Наверное, я был слишком требовательным, но в конце концов катер отчалил от берега. Лед сжимает и молотит нас, поднимает высоко на гребень волны и бросает {93} бортом вперед обратно в воду. Нас движет не сила винта, а сила водного потока, опасность перевернуться кажется неизбежной, надежда на спасение - ничтожной. Привязываю рюкзак к рулевой рубке и готовлюсь к худшему, ибо, как это ни странно, всякая скверная ситуация может стать еще хуже, намного хуже, и оттого, что мы понимаем это, ни у кого не опускаются руки, наоборот, робко поднимает голову оптимизм. Уже вечер, и на небе пробивается солнце, когда мы достигаем пустынного берега, там стоит мальчик лет десяти и внимательно разглядывает меня. Стыдясь своего голоса, я спрашиваю у него дорогу к гостинице. Ковыляю по глинистой, проложенной трактором колее вверх по береговому откосу. Остров голый, открытый всем ветрам, то тут, то там перекрещиваются полосатые следы гусениц трактора и, теряясь за горизонтом, исчезают в тундре. Бочки из-под бензина, утонувшая в грязи цистерна, искореженные металлические детали. И все-таки - солнце. И шаги - паренек идет следом за мной, останавливаюсь я, останавливается и он. Первые дома барачной постройки, пузатые противопожарные бочки по обе стороны двери, деревянные мостки через ядовито-зеленые лужи, на пузырящейся поверхности которых плавают консервные банки и бутылки, транспарант с выцветшими буквами. Это не Диксон, это - мое щемящее чувство неприкаянности.
- Теперь вам надо свернуть налево,- слышу голос мальчика. Я уже успел забыть о нем, а он все идет по моему следу, серьезный и странный.

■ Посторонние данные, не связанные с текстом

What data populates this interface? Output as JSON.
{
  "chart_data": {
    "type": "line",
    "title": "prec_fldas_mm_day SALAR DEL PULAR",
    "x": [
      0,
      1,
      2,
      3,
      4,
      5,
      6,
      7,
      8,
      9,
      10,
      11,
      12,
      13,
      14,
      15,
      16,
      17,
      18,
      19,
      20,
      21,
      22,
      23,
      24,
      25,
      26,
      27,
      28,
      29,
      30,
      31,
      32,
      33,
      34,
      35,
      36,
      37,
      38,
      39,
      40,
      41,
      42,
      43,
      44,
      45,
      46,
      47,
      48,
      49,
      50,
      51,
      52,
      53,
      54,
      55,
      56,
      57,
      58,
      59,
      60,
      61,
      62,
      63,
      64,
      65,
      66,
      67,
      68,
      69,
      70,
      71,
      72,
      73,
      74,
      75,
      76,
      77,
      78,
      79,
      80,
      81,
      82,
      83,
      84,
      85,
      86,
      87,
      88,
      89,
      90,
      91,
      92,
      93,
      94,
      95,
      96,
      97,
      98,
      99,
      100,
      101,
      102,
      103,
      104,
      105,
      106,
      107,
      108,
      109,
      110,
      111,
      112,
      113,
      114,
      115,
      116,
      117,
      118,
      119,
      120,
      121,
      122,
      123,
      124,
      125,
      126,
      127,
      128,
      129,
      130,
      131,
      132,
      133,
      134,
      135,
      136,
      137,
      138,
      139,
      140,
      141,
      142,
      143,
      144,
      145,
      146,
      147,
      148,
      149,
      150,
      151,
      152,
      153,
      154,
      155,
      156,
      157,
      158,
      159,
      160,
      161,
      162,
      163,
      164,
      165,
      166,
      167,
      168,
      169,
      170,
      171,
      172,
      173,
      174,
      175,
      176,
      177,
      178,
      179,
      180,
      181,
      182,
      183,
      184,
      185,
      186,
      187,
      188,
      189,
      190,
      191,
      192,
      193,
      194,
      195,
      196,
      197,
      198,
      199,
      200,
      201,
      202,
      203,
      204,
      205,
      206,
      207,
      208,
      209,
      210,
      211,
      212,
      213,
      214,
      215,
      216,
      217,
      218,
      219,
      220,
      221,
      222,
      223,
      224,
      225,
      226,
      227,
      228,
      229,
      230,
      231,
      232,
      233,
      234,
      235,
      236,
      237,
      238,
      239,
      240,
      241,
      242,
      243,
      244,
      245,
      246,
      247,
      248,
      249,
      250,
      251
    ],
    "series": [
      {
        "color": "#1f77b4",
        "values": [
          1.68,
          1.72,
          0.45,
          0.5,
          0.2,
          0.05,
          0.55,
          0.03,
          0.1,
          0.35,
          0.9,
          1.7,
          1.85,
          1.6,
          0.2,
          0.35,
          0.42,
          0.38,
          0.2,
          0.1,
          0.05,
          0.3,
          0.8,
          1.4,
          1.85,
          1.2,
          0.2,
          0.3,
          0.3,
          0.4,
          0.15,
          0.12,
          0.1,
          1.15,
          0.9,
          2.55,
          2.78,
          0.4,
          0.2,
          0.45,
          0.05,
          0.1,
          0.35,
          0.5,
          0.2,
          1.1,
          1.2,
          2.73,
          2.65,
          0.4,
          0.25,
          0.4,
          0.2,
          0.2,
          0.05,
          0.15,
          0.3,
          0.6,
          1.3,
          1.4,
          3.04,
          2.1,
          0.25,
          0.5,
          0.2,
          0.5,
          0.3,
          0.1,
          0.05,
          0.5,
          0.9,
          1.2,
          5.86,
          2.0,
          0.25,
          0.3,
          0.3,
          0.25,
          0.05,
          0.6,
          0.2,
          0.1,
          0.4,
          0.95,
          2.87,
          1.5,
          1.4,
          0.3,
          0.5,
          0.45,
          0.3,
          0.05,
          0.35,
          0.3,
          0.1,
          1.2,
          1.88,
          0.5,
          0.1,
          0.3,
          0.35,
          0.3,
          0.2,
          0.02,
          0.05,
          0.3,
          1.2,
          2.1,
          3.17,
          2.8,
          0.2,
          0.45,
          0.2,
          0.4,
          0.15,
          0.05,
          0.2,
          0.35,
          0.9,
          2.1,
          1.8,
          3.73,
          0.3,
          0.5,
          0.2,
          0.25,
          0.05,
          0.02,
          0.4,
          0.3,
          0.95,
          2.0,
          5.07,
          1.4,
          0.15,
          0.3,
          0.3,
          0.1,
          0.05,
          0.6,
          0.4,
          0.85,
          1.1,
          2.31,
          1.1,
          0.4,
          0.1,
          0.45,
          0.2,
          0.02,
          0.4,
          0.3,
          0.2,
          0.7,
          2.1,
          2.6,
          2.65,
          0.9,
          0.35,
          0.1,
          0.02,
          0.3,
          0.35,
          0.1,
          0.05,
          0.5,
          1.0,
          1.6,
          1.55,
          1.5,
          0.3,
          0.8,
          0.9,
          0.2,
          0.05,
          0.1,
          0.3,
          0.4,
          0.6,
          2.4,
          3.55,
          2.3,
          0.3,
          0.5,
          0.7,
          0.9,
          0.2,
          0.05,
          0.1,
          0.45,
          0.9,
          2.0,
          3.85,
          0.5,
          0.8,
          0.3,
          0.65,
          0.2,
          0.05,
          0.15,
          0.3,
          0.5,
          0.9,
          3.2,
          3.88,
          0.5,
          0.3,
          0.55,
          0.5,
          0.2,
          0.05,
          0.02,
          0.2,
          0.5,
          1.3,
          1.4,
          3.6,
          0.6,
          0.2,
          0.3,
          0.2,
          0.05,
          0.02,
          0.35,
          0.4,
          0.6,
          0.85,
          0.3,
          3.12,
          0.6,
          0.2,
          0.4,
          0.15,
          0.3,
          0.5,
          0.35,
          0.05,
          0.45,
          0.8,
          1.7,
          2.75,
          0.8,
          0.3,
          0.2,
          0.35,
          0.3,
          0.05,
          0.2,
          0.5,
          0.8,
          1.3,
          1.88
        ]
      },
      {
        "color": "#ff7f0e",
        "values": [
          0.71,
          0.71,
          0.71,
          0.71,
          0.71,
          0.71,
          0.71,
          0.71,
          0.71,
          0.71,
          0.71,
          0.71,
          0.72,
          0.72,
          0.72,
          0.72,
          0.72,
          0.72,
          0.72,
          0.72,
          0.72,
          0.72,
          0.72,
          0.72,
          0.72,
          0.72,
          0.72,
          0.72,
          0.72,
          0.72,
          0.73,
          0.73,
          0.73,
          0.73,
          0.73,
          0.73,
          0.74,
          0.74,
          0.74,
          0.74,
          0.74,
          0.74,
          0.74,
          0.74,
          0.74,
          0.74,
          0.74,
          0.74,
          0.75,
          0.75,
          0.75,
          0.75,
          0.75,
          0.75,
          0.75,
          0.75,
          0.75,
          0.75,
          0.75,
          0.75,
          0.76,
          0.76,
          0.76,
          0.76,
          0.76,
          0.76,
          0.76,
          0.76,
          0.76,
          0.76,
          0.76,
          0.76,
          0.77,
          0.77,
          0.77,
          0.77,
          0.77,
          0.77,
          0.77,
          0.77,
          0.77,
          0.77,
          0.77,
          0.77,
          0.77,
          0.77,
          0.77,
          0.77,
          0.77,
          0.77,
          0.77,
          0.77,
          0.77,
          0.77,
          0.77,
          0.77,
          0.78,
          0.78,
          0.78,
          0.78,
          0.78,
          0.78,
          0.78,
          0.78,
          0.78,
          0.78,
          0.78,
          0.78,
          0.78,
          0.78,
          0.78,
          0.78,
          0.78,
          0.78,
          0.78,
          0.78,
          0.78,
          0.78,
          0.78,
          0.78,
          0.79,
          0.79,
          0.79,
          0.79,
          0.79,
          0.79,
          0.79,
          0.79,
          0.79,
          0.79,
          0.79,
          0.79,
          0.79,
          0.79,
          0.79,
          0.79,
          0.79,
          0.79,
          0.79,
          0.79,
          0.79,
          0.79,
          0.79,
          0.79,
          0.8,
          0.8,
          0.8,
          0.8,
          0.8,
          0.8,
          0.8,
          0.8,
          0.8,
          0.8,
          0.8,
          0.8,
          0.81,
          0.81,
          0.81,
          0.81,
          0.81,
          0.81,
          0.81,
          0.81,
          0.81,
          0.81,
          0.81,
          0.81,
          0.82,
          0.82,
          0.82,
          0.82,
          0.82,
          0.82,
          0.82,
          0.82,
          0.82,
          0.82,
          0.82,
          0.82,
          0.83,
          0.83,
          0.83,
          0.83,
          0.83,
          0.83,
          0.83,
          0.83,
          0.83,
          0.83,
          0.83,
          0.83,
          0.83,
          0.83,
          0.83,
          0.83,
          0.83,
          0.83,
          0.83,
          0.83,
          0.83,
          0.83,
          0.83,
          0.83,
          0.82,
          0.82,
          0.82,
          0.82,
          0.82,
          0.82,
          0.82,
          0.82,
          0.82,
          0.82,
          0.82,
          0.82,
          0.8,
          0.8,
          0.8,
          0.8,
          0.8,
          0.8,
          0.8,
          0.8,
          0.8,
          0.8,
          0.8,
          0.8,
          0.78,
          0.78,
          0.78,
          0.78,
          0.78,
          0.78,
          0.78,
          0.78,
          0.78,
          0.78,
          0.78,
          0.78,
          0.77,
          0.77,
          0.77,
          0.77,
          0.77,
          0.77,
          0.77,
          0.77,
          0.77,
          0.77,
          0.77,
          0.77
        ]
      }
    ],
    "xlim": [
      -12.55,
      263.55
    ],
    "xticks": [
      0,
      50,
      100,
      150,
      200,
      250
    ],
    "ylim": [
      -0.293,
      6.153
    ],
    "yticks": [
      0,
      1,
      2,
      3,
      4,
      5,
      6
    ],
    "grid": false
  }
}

- Послушай, не пора ли тебе домой?!
Он трясет головой.
- Наверное, мама и папа давно ждут.
Он трясет головой.
- Раз так, проводишь меня до гостиницы?
В небе все еще висит солнце. По ту сторону тонкой перегородки помещается уборная. Из окна второго этажа виден склад, перед которым вышагивает сторож. Тридцать шагов вперед, тридцать обратно. Теперь ему не хватило одного шага, он очень удивлен, я удивляюсь вместе с ним. Поодаль мужчина рубит на топливо табуретку. Ночное солнце палит, в вате между двойными рамами жужжит муха. Полуночная пара гуляет далеко в тундре по водоводу - коробу, наполненному опилками и поднятому на метровые столбы. Словно какая-то кошмарная стена извивается он по холмам, через овраг, дотягивает-{94}ся до небольшого озера в тундре, до серебристого водного зеркала, где все успокаивается в неподвижных лучах ночного солнца, сходит на нет и затихает, а в окно льются бесконечные дали...
- В октябре я снова был в море, на "Минне", и подал документы в мореходку. Помню, экзамен по математике я сдавал в День Победы,-продолжал рассказывать Халдор за чашкой кофе.
Но тут по судовой трансляции разнеслась долгожданная команда: "Экипажу занять свои места", Машина сбавила обороты, и Халдор встал,
- Сколько вас было в первом выпуске?
- Тридцать шесть.
- А сколько осталось?
- Шестнадцать,- пожал Халдор плечами и ушел на мостик.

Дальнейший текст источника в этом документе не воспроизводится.